Stefano Bartezzaghi withDavide Tortorella

Crosswords on play

may sun 29, 2016 - 16.30
Piazza della Sapienza
 admission euro 3.00

“Under the gaze of the playing child, things become imbued with secret significance”, said Walter Benjamin. This is where Stefano Bartezzaghi challenges Davide Tortorella: you have to write down the name of a game. It is a crossword puzzle to be filled in, a puzzle that talks about play. Games are referred to by names passed down from child to child, according to apparently mysterious reasoning. The crossword grid is a chessboard for language, though it is not the pieces (i.e. the letters) that move, but rather their meaning. The white boxes clamour to be filled in; the black squares remind us a good game doesn’t last long, and they tell us exactly how long. Bartezzaghi and Tortorella’s game combines the most disparate, casual and frivolous elements of our culture. While not being too serious, it wants to tell us at least two things: that nothing is worth it if it is not connected to something else, and that, in the end, the important thing is knowing what game we’re playing. 

Stefano Bartezzaghi, is an expert of linguistic games, puzzles and their history. Since 2000 he writes a column on puzzles (Lessico e Nuvole) and one on linguistics (Lapsus) in la Repubblica. His books include: L’elmo di don Chisciotte. Contro la mitologia della creatività (i Libri del Festival della Mente, Laterza, 2009); Non se ne può più. Il libro dei tormentoni (Mondadori, 2010); Come dire. Galateo della comunicazione (Mondadori, 2011); L’orizzonte verticale. Invenzione e storia del cruciverba (2007), Scrittori giocatori (2010) and Una telefonata con Primo Levi (Centro Studi Primo Levi, 2012), all for Einaudi; Il falò delle novità. La creatività al tempo dei cellulari intelligenti (Utet, 2013); La ludoteca di Babele. Dal dado ai social network: a che gioco stiamo giocando (Utet, Dialoghi sull’uomo, maggio 2016). 
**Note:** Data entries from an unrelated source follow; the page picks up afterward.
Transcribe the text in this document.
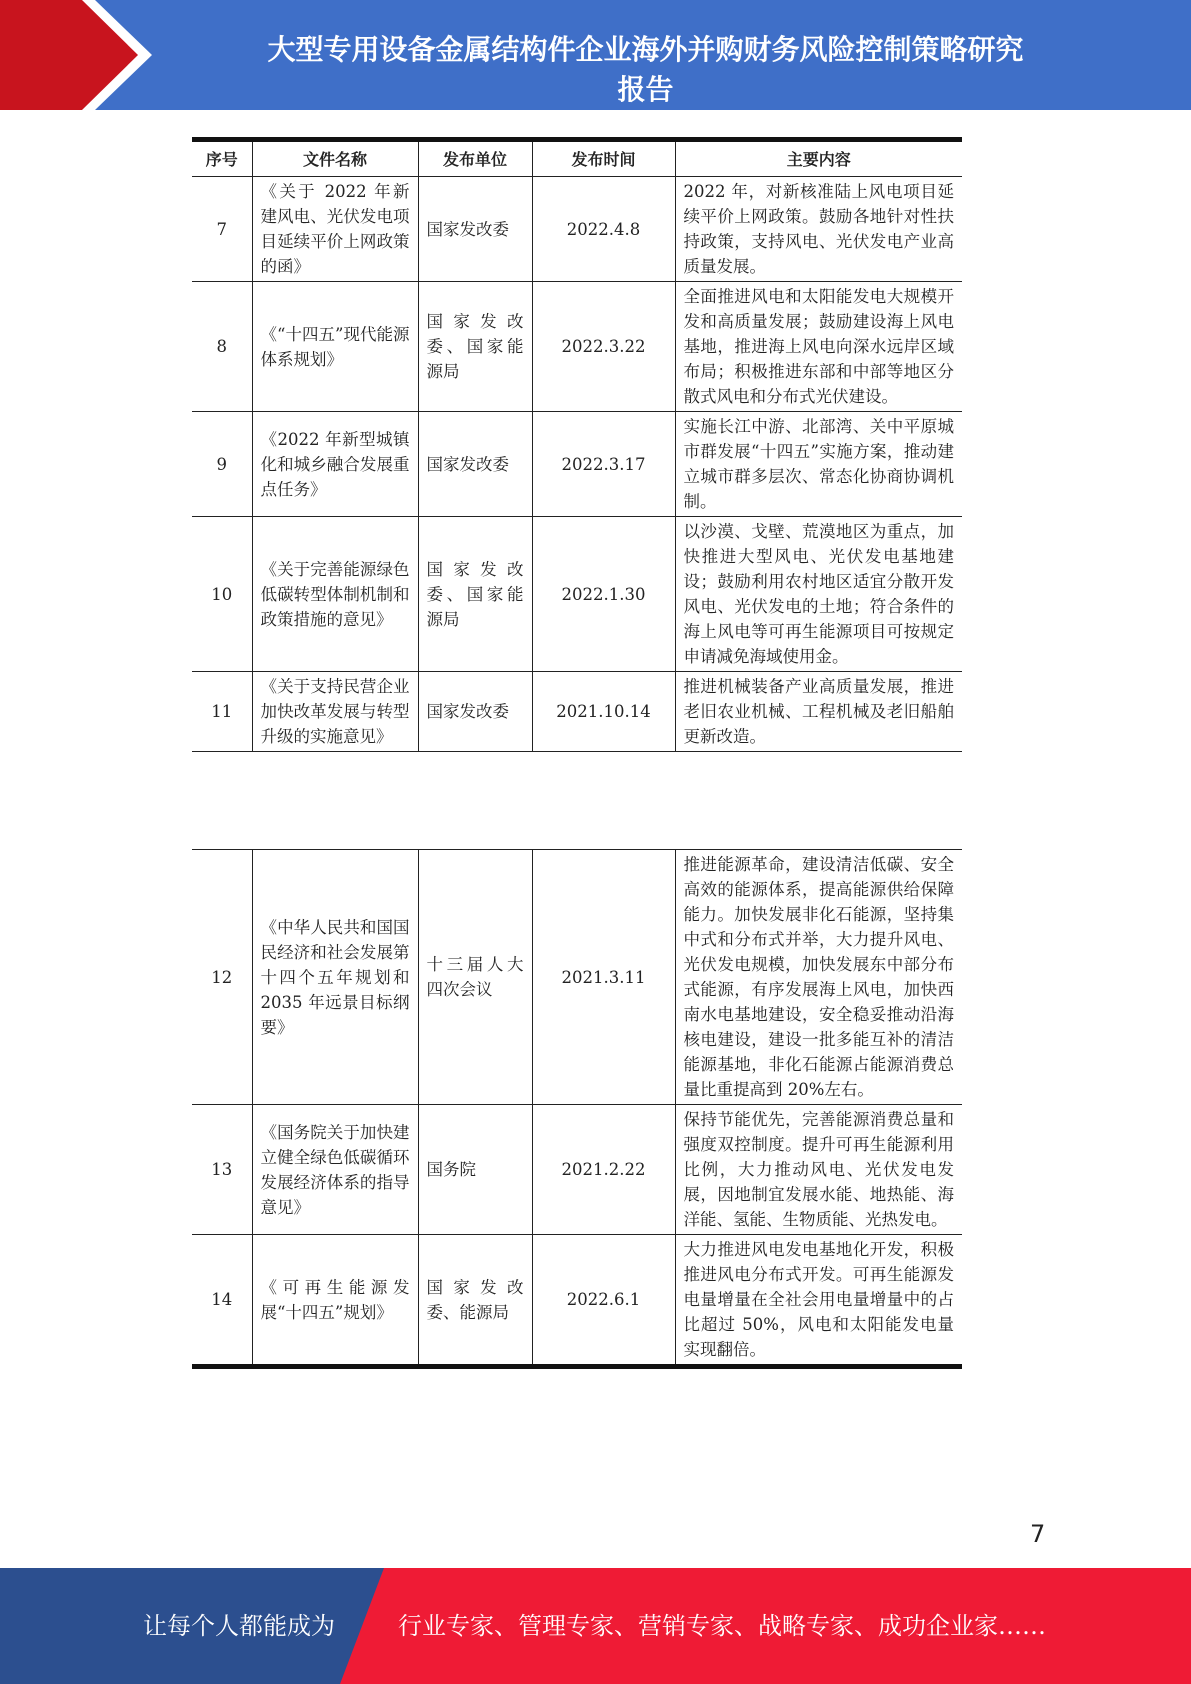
大型专用设备金属结构件企业海外并购财务风险控制策略研究
报告
序号	文件名称	发布单位	发布时间	主要内容
7	《关于 2022 年新建风电、光伏发电项目延续平价上网政策的函》	国家发改委	2022.4.8	2022 年，对新核准陆上风电项目延续平价上网政策。鼓励各地针对性扶持政策，支持风电、光伏发电产业高质量发展。
8	《“十四五”现代能源体系规划》	国家发改委、国家能源局	2022.3.22	全面推进风电和太阳能发电大规模开发和高质量发展；鼓励建设海上风电基地，推进海上风电向深水远岸区域布局；积极推进东部和中部等地区分散式风电和分布式光伏建设。
9	《2022 年新型城镇化和城乡融合发展重点任务》	国家发改委	2022.3.17	实施长江中游、北部湾、关中平原城市群发展“十四五”实施方案，推动建立城市群多层次、常态化协商协调机制。
10	《关于完善能源绿色低碳转型体制机制和政策措施的意见》	国家发改委、国家能源局	2022.1.30	以沙漠、戈壁、荒漠地区为重点，加快推进大型风电、光伏发电基地建设；鼓励利用农村地区适宜分散开发风电、光伏发电的土地；符合条件的海上风电等可再生能源项目可按规定申请减免海域使用金。
11	《关于支持民营企业加快改革发展与转型升级的实施意见》	国家发改委	2021.10.14	推进机械装备产业高质量发展，推进老旧农业机械、工程机械及老旧船舶更新改造。
12	《中华人民共和国国民经济和社会发展第十四个五年规划和 2035 年远景目标纲要》	十三届人大四次会议	2021.3.11	推进能源革命，建设清洁低碳、安全高效的能源体系，提高能源供给保障能力。加快发展非化石能源，坚持集中式和分布式并举，大力提升风电、光伏发电规模，加快发展东中部分布式能源，有序发展海上风电，加快西南水电基地建设，安全稳妥推动沿海核电建设，建设一批多能互补的清洁能源基地，非化石能源占能源消费总量比重提高到 20%左右。
13	《国务院关于加快建立健全绿色低碳循环发展经济体系的指导意见》	国务院	2021.2.22	保持节能优先，完善能源消费总量和强度双控制度。提升可再生能源利用比例，大力推动风电、光伏发电发展，因地制宜发展水能、地热能、海洋能、氢能、生物质能、光热发电。
14	《可再生能源发展“十四五”规划》	国家发改委、能源局	2022.6.1	大力推进风电发电基地化开发，积极推进风电分布式开发。可再生能源发电量增量在全社会用电量增量中的占比超过 50%，风电和太阳能发电量实现翻倍。
7
让每个人都能成为	行业专家、管理专家、营销专家、战略专家、成功企业家……
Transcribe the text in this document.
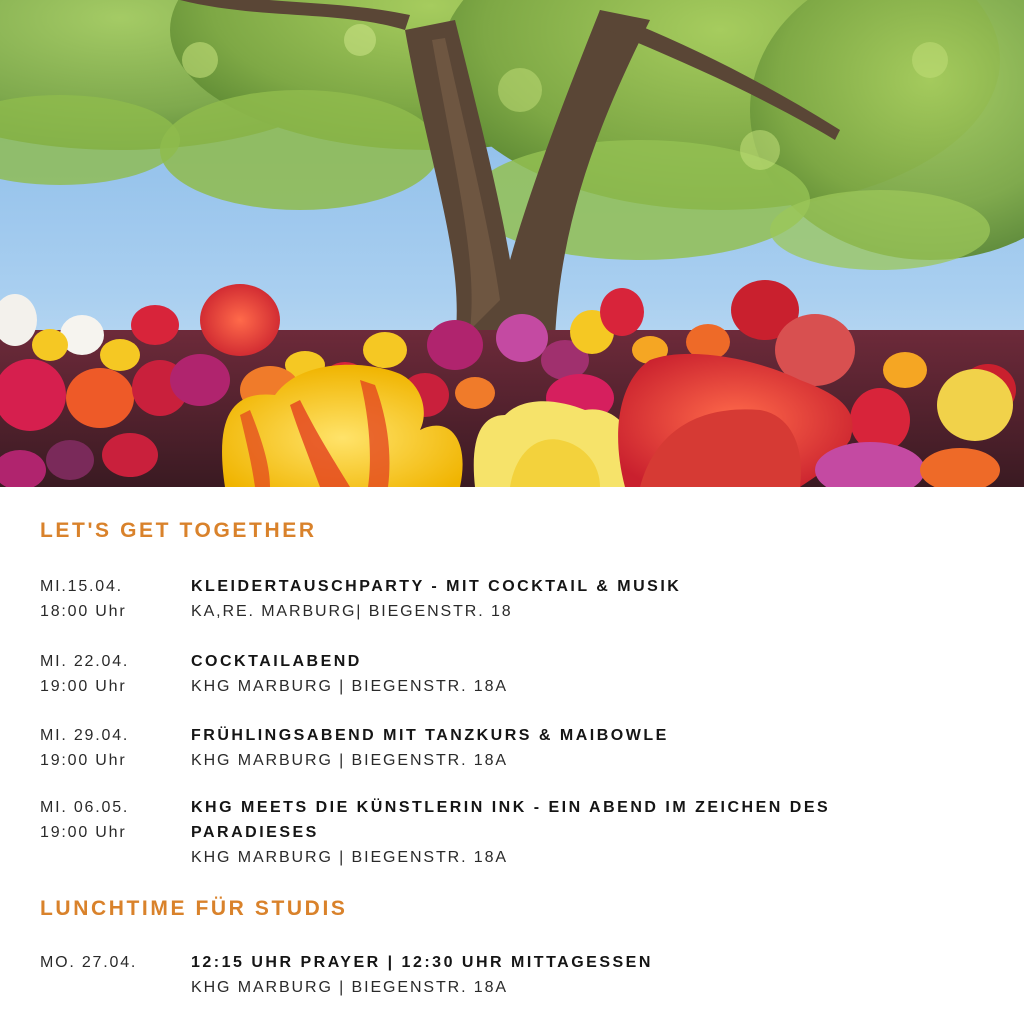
LET'S GET TOGETHER
MI.15.04.
18:00 Uhr
KLEIDERTAUSCHPARTY - MIT COCKTAIL & MUSIK
KA,RE. MARBURG| BIEGENSTR. 18
MI. 22.04.
19:00 Uhr
COCKTAILABEND
KHG MARBURG | BIEGENSTR. 18A
MI. 29.04.
19:00 Uhr
FRÜHLINGSABEND MIT TANZKURS & MAIBOWLE
KHG MARBURG | BIEGENSTR. 18A
MI. 06.05.
19:00 Uhr
KHG MEETS DIE KÜNSTLERIN INK - EIN ABEND IM ZEICHEN DES PARADIESES
KHG MARBURG | BIEGENSTR. 18A
LUNCHTIME FÜR STUDIS
MO. 27.04.	12:15 UHR PRAYER | 12:30 UHR MITTAGESSEN
KHG MARBURG | BIEGENSTR. 18A
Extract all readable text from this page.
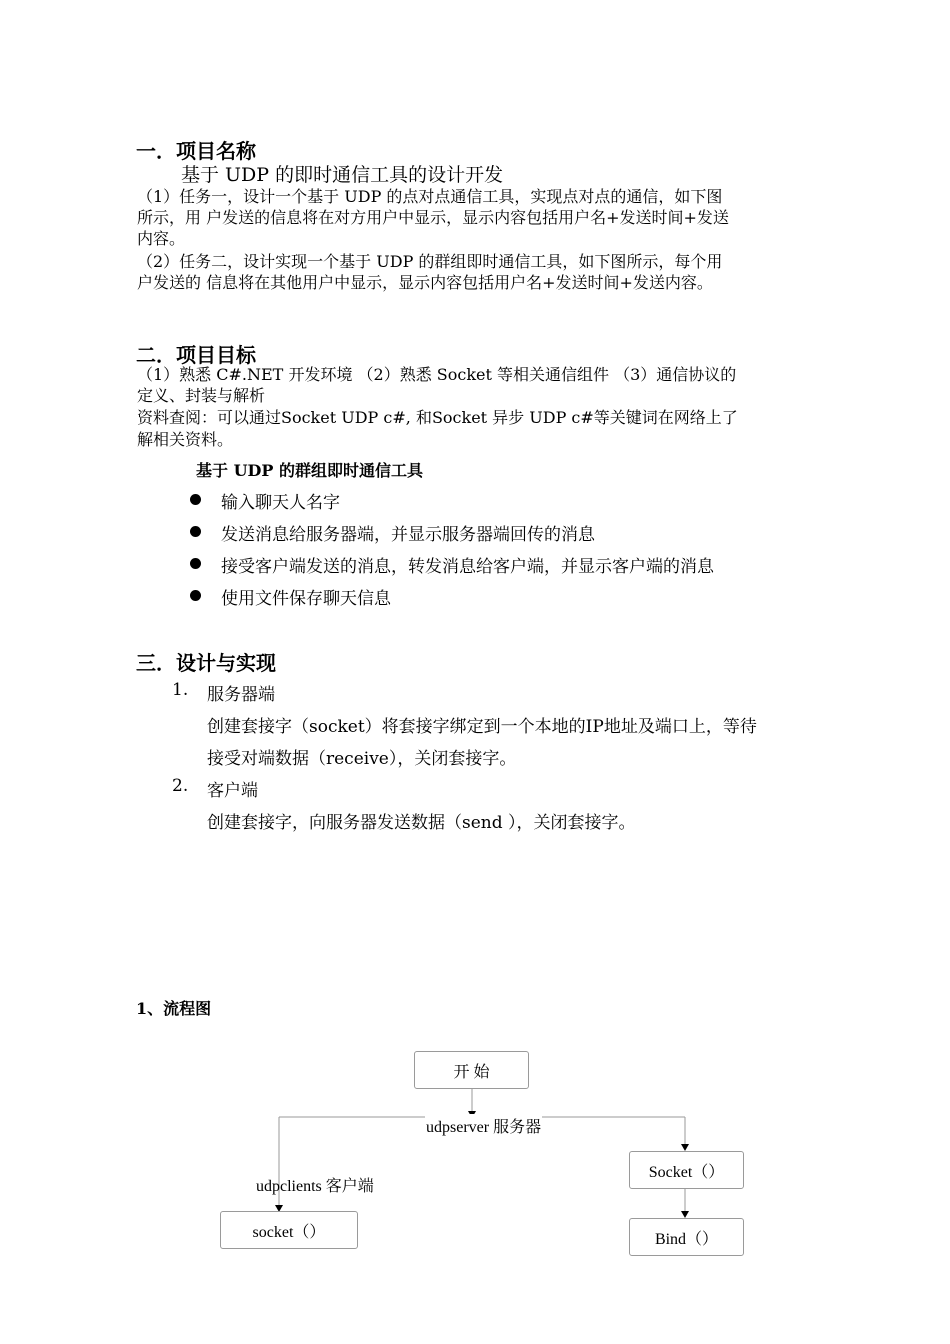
一．项目名称
基于 UDP 的即时通信工具的设计开发
（1）任务一，设计一个基于 UDP 的点对点通信工具，实现点对点的通信，如下图
所示，用 户发送的信息将在对方用户中显示，显示内容包括用户名+发送时间+发送
内容。
（2）任务二，设计实现一个基于 UDP 的群组即时通信工具，如下图所示，每个用
户发送的 信息将在其他用户中显示，显示内容包括用户名+发送时间+发送内容。
二．项目目标
（1）熟悉 C#.NET 开发环境 （2）熟悉 Socket 等相关通信组件 （3）通信协议的
定义、封装与解析
资料查阅：可以通过Socket UDP c#, 和Socket 异步 UDP c#等关键词在网络上了
解相关资料。
基于 UDP 的群组即时通信工具
输入聊天人名字
发送消息给服务器端，并显示服务器端回传的消息
接受客户端发送的消息，转发消息给客户端，并显示客户端的消息
使用文件保存聊天信息
三．设计与实现
1. 服务器端
创建套接字（socket）将套接字绑定到一个本地的IP地址及端口上，等待
接受对端数据（receive），关闭套接字。
2. 客户端
创建套接字，向服务器发送数据（send ），关闭套接字。
1、流程图
开 始
udpserver 服务器
udpclients 客户端
socket（）
Socket（）
Bind（）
Davide Tortorella was born in Milan in 1961. He learnt the art of play on television from his father Cino (creator and author of all the Saturday afternoon shows, from Chissà chi lo sa? To Il Dirodorlando, for the famous children’s strand TV dei ragazzi), with whom he started to collaborate from the age of ten. He has dedicated almost his entire forty-year career behind the scenes in television to games including M’ama non m’ama, Doppio Slalom, La grande sfida, Vinca il migliore, La ruota della fortuna, Genius, Parole Crociate (the only television show to be sponsored by the weekly puzzle magazine, La Settimana Enigmistica), The Money Drop and many others. He has created riddles, quizzes and practical jokes of every kind for presenters Mike Bongiorno, Paolo Bonolis, Gerry Scotti and others besides. Inevitably he has often taken on the role of competition referee (the “notary” figure), as well as selecting tens of thousands of aspiring contestants.